Subject:Re: Ming cloisonne for your discussion
Posted By: Robert Grady


Kk, the first cloisonne piece you show is either a “primative” 1850 Edo period bowl(read:made in Japan), or it is a cheap knock-off of a “primative” cloisonne Edo bowl. It looks like the latter because after looking at it some more it seems a little too “primative”. “Primative” in the sense that this is typically some of Japan’s early cloisonne work.

The last two pieces of cloisonne in your pics are definitely Japanese made to mimic Ming cloisonne. The mark is Japanese, not Chinese. It is well known to any serious collector of cloisonne that the Japanese made plenty of “Da Ming” copies so marked and your last two pics happen to be two examples of it.
That is a documented Japanese mark.

Okay, since a censer can be classified as a vessel, the pieces are Japanese censers made in the style of a “mandarin hat”, or should it be “mandarin’s hat” with a faux Ming mark.

Why do you think the bowl in your first pic is Chinese?

Subject:Re: Ming cloisonne for your discussion
Posted By: kk

Rebort,

What is Japanese KAJI primitive work? I can’t find this term “KAJI Work” anywhere? What is KAJI Work?

You said this is a typically Japanese cloisonne work. Then why don’t you show me a other Japaneses cloisonne piece in the SAME type of enamels colors and SIMILAR lotus follower design.No unrelated piece from ebay please.

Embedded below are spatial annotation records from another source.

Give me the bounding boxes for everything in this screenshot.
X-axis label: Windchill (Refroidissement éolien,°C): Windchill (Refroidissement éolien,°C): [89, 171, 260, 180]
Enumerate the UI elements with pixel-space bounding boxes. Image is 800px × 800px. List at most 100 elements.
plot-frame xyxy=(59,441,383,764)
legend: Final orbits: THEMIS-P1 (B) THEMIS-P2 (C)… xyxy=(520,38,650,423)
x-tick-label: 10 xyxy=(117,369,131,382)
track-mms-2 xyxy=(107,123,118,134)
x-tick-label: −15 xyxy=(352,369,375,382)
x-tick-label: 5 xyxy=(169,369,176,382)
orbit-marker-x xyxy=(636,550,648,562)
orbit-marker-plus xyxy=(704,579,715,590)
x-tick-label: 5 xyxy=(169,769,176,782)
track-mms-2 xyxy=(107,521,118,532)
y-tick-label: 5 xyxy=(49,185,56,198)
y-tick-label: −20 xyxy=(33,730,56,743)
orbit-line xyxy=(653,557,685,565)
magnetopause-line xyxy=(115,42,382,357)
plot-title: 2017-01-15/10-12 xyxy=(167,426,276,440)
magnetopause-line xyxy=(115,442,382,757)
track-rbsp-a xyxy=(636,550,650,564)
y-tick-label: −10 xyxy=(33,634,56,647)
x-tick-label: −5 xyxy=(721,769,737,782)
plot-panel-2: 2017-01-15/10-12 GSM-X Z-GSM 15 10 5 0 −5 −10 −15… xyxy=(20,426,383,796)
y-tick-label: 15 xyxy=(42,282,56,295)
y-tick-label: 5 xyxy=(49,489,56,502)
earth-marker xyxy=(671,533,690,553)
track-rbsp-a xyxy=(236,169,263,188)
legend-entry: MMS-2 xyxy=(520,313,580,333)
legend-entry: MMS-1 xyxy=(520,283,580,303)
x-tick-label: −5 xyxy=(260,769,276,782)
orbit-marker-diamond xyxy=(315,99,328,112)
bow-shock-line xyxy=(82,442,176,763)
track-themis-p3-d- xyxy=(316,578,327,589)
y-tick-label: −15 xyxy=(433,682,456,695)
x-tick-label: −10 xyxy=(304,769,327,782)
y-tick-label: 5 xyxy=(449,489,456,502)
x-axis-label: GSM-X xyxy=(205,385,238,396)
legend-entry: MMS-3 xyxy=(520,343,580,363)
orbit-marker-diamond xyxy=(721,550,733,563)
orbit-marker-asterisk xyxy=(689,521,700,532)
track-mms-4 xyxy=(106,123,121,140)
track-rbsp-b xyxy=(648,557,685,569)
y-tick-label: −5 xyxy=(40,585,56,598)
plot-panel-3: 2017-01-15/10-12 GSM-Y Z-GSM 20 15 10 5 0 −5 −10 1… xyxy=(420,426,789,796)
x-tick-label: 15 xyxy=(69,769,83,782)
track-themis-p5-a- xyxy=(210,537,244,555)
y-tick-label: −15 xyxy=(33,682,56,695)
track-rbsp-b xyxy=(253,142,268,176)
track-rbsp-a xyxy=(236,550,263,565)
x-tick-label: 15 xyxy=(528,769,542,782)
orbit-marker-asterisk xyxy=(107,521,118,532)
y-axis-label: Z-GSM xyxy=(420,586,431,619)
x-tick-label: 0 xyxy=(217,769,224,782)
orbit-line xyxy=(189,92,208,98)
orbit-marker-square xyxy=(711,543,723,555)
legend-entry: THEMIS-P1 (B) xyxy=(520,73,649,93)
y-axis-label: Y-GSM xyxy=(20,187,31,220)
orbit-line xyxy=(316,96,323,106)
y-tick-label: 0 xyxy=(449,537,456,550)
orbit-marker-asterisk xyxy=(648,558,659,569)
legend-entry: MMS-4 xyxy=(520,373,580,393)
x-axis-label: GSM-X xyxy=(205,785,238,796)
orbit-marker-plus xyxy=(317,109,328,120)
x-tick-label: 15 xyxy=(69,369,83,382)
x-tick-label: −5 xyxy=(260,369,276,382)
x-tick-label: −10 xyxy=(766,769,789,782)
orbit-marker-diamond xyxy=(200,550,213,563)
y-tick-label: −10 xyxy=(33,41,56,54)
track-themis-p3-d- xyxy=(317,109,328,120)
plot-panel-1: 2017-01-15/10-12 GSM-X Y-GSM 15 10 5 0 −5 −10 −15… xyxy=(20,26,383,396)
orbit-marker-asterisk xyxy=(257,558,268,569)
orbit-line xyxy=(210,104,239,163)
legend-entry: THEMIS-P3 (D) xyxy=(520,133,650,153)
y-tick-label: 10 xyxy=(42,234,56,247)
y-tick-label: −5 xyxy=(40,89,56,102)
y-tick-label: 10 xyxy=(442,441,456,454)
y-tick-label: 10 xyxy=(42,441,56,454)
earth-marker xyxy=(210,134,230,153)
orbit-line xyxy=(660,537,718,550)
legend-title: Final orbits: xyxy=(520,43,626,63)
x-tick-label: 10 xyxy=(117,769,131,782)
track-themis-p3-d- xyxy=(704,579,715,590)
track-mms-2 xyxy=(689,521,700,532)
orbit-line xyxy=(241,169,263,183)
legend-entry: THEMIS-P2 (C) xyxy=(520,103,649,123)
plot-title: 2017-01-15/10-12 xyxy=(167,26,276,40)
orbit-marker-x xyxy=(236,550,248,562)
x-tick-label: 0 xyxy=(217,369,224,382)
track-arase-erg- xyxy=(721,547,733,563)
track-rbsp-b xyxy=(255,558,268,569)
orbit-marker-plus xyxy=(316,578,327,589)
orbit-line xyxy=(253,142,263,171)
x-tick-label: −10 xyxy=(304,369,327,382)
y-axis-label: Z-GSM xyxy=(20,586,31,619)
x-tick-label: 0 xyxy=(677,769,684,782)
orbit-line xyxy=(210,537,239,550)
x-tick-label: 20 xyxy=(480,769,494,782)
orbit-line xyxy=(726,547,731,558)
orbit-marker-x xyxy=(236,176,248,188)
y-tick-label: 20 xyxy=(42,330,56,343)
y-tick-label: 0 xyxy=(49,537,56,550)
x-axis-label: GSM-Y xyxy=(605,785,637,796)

You said the mark is a documented Japanese mark. Please tell us the name of the book has this mark.

You may compare my initial dish to this Ming Xudeng period (1426-1435) from national palace museum in Taipei. They both have very similar horse and flower designs same color enamels.

Subject:Re: Ming cloisonne replica
Posted By: kk


Peking people,

I don’t think you can find my dish in PanChaiYuan Market.